I was deeply touched by a prayer from the journal of Robert Murray M’Cheyne that I read during my own prayer time this morning.
M’Cheyne wrote: “Oh God, please make me as holy as a pardoned sinner can be.”
His prayer sounded so foreign from the sloppy grace/feel good message that is so often heard and practiced across America today.
I’ve looked into the sloppy grace/feel good idea—it left me empty and hungry for something more. Sort of like eating candy, sloppy grace/feel good religion gives you a quick high but it is empty calories, it doesn’t stick to your ribs, it doesn’t cause you to grow, it only validates your indulgent and unhealthy lifestyle.

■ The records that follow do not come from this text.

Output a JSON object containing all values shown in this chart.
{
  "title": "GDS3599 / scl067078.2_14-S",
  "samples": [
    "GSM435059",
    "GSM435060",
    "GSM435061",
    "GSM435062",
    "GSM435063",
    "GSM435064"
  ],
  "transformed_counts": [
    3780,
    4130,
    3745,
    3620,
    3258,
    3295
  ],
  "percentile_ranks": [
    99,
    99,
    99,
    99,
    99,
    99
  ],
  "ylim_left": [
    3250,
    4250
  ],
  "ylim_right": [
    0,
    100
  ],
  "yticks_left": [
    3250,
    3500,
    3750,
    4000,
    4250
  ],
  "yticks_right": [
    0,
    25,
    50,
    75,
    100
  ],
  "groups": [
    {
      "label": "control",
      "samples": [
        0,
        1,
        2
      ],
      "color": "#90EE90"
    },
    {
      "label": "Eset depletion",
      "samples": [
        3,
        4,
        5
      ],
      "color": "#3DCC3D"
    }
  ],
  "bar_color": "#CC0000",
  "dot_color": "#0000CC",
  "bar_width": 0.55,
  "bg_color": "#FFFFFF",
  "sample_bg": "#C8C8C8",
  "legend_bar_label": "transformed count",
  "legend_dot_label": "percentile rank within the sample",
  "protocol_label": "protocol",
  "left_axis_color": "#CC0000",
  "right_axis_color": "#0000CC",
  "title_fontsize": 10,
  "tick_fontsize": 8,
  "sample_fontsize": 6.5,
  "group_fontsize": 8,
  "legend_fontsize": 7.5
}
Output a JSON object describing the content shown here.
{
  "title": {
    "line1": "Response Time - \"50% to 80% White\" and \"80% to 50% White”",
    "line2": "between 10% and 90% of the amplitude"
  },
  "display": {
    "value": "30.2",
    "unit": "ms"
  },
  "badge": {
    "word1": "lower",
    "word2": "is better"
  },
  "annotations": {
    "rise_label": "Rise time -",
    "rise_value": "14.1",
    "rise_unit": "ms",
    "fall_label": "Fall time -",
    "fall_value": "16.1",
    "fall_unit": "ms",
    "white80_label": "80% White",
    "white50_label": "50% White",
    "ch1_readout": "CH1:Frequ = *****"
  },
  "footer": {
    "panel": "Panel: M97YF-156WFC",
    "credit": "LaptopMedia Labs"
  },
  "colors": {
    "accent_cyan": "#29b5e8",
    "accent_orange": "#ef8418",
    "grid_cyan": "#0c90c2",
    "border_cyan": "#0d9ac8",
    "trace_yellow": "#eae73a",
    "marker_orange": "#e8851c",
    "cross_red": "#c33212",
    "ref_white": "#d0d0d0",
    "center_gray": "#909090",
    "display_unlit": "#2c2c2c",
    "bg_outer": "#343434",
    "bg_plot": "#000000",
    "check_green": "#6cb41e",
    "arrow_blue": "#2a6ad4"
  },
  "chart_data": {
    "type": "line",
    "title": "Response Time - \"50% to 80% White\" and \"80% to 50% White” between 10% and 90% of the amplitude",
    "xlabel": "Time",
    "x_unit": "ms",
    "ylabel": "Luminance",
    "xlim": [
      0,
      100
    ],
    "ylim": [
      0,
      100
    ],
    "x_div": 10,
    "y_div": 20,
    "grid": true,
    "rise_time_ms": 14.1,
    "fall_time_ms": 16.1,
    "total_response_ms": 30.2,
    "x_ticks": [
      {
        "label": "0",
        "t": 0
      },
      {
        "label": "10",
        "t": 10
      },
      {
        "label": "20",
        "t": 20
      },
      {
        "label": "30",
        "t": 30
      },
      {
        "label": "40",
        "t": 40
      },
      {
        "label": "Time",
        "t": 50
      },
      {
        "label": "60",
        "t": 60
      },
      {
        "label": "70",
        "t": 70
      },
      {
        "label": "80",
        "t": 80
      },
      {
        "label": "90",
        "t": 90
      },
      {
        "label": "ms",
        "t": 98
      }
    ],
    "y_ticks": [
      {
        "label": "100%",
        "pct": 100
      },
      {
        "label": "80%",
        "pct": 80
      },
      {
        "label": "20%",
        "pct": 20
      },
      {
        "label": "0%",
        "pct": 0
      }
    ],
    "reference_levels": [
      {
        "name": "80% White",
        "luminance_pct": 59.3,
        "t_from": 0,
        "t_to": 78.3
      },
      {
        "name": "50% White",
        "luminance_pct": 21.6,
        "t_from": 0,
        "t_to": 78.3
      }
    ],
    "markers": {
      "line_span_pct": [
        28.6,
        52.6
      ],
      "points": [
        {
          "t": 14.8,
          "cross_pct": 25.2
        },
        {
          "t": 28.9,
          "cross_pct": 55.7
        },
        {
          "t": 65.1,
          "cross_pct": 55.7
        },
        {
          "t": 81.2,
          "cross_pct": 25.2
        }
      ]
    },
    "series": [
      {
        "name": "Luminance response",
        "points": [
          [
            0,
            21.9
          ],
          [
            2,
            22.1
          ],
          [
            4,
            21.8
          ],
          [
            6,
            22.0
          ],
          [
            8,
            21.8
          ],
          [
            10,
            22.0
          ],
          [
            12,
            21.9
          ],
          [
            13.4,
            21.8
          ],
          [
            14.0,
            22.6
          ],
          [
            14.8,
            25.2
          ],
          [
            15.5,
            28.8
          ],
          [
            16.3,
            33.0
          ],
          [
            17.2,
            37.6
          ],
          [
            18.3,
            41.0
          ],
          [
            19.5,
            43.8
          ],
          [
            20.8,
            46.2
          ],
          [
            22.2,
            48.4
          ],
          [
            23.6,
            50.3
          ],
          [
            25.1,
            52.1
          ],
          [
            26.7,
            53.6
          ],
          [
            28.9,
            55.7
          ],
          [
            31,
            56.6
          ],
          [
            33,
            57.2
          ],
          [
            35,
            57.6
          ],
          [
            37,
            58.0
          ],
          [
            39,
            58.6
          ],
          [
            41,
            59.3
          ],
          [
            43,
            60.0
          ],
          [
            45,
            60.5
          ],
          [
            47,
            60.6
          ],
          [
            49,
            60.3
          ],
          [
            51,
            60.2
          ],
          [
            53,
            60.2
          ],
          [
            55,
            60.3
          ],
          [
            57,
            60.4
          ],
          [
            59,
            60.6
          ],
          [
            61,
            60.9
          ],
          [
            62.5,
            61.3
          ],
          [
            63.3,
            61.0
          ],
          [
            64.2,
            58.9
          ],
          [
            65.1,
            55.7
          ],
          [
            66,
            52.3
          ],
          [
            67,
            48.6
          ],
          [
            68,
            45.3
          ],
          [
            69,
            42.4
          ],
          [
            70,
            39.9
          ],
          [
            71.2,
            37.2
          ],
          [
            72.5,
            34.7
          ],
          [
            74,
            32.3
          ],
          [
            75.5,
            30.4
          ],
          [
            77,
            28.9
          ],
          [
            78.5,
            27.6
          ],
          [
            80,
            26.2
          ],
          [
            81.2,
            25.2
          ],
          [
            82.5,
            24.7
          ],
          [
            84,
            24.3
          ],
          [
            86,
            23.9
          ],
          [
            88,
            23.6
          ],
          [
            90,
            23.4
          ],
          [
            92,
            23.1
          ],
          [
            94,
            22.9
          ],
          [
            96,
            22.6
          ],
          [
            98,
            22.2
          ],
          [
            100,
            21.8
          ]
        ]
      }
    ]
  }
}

On the other hand, M’Cheyne’s prayer struck a chord in my heart today. It acknowledged the lifelong struggle we have with sin and self (pardoned sinner) but it also challenged me to indeed struggle—not to settle with mediocre live-as-close-to-the-world-as-I-can living. M’Cheyne challenged me to run to win; to strive for the high calling of God; to be all that I can be as a Christian.

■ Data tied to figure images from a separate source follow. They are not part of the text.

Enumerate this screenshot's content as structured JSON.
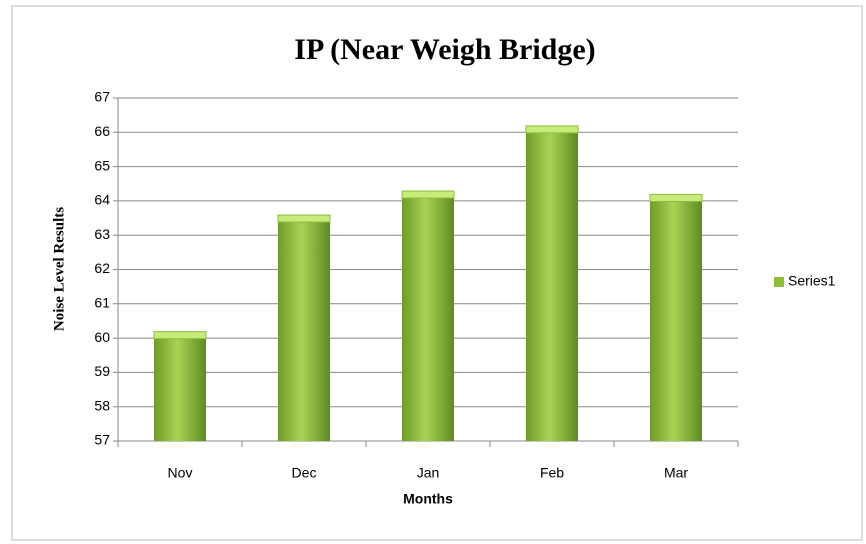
{
  "chart_data": {
    "type": "bar",
    "title": "IP (Near Weigh Bridge)",
    "x_label": "Months",
    "y_label": "Noise Level Results",
    "categories": [
      "Nov",
      "Dec",
      "Jan",
      "Feb",
      "Mar"
    ],
    "series": [
      {
        "name": "Series1",
        "color": "#8fbc3a",
        "values": [
          60.1,
          63.5,
          64.2,
          66.1,
          64.1
        ]
      }
    ],
    "ylim": [
      57,
      67
    ],
    "yticks": [
      57,
      58,
      59,
      60,
      61,
      62,
      63,
      64,
      65,
      66,
      67
    ],
    "grid": true,
    "legend": "right"
  }
}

Antoine de Saint-Exupery, one of the pioneering aviators of the early 20th century, once said:
- “If you want to build a ship, don’t drum up people to collect wood and don’t assign them tasks and work, but rather, teach them to long for the immensity of the sea.”

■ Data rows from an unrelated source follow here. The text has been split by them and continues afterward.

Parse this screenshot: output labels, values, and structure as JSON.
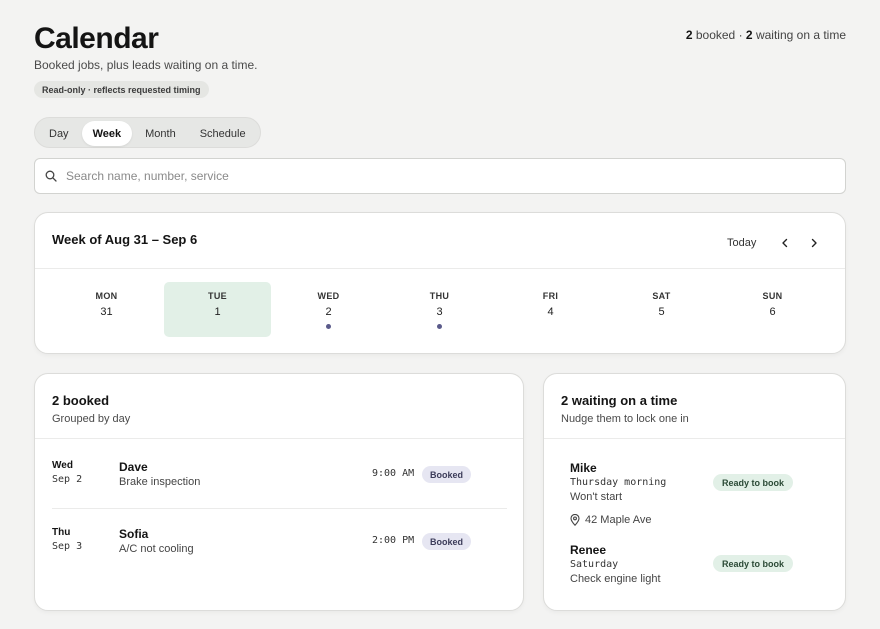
{
  "header": {
    "title": "Calendar",
    "subtitle": "Booked jobs, plus leads waiting on a time.",
    "readonly_note": "Read-only · reflects requested timing",
    "summary": {
      "booked_count": "2",
      "booked_label": "booked",
      "separator": "·",
      "waiting_count": "2",
      "waiting_label": "waiting on a time"
    }
  },
  "views": {
    "selected": "Week",
    "options": [
      "Day",
      "Week",
      "Month",
      "Schedule"
    ]
  },
  "search": {
    "placeholder": "Search name, number, service",
    "value": "",
    "icon": "search-icon"
  },
  "week": {
    "title": "Week of Aug 31 – Sep 6",
    "today_label": "Today",
    "prev_icon": "chevron-left-icon",
    "next_icon": "chevron-right-icon",
    "days": [
      {
        "name": "MON",
        "num": "31",
        "today": false,
        "has_event": false
      },
      {
        "name": "TUE",
        "num": "1",
        "today": true,
        "has_event": false
      },
      {
        "name": "WED",
        "num": "2",
        "today": false,
        "has_event": true
      },
      {
        "name": "THU",
        "num": "3",
        "today": false,
        "has_event": true
      },
      {
        "name": "FRI",
        "num": "4",
        "today": false,
        "has_event": false
      },
      {
        "name": "SAT",
        "num": "5",
        "today": false,
        "has_event": false
      },
      {
        "name": "SUN",
        "num": "6",
        "today": false,
        "has_event": false
      }
    ],
    "today_color": "#e2f0e7",
    "event_dot_color": "#5a5a8a"
  },
  "booked": {
    "title": "2 booked",
    "subtitle": "Grouped by day",
    "rows": [
      {
        "day": "Wed",
        "date": "Sep 2",
        "name": "Dave",
        "service": "Brake inspection",
        "time": "9:00 AM",
        "status": "Booked"
      },
      {
        "day": "Thu",
        "date": "Sep 3",
        "name": "Sofia",
        "service": "A/C not cooling",
        "time": "2:00 PM",
        "status": "Booked"
      }
    ]
  },
  "waiting": {
    "title": "2 waiting on a time",
    "subtitle": "Nudge them to lock one in",
    "leads": [
      {
        "name": "Mike",
        "preference": "Thursday morning",
        "service": "Won't start",
        "status": "Ready to book",
        "address": "42 Maple Ave",
        "address_icon": "map-pin-icon"
      },
      {
        "name": "Renee",
        "preference": "Saturday",
        "service": "Check engine light",
        "status": "Ready to book"
      }
    ]
  }
}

M’Cheyne’s prayer stirred a longing for the “immensity of the sea” in my heart this morning. I don’t want to spend my life paddling around in mud puddles of half-hearted, lukewarm, low-commitment Christianity; I want to set sail upon the sea of God holiness and see where giving my all; giving my best for the sake of Christ will lead.
The ONE THING for today: Will you join me?
Philippians 3:7-11 (NKJV)
7 But what things were gain to me, these I have counted loss for Christ. 8 Yet indeed I also count all things loss for the excellence of the knowledge of Christ Jesus my Lord, for whom I have suffered the loss of all things, and count them as rubbish, that I may gain Christ 9 and be found in Him, not having my own righteousness, which is from the law, but that which is through faith in Christ, the righteousness which is from God by faith; 10 that I may know Him and the power of His resurrection, and the fellowship of His sufferings, being conformed to His death, 11 if, by any means, I may attain to the resurrection from the dead.
Note: If you are interested in reading more of M’Cheyne’s writings I recommend, Andrew Bonar’s book: “Memoir & Remains of Robert Murray M’Cheyne” available through The Banner of Truth Trust.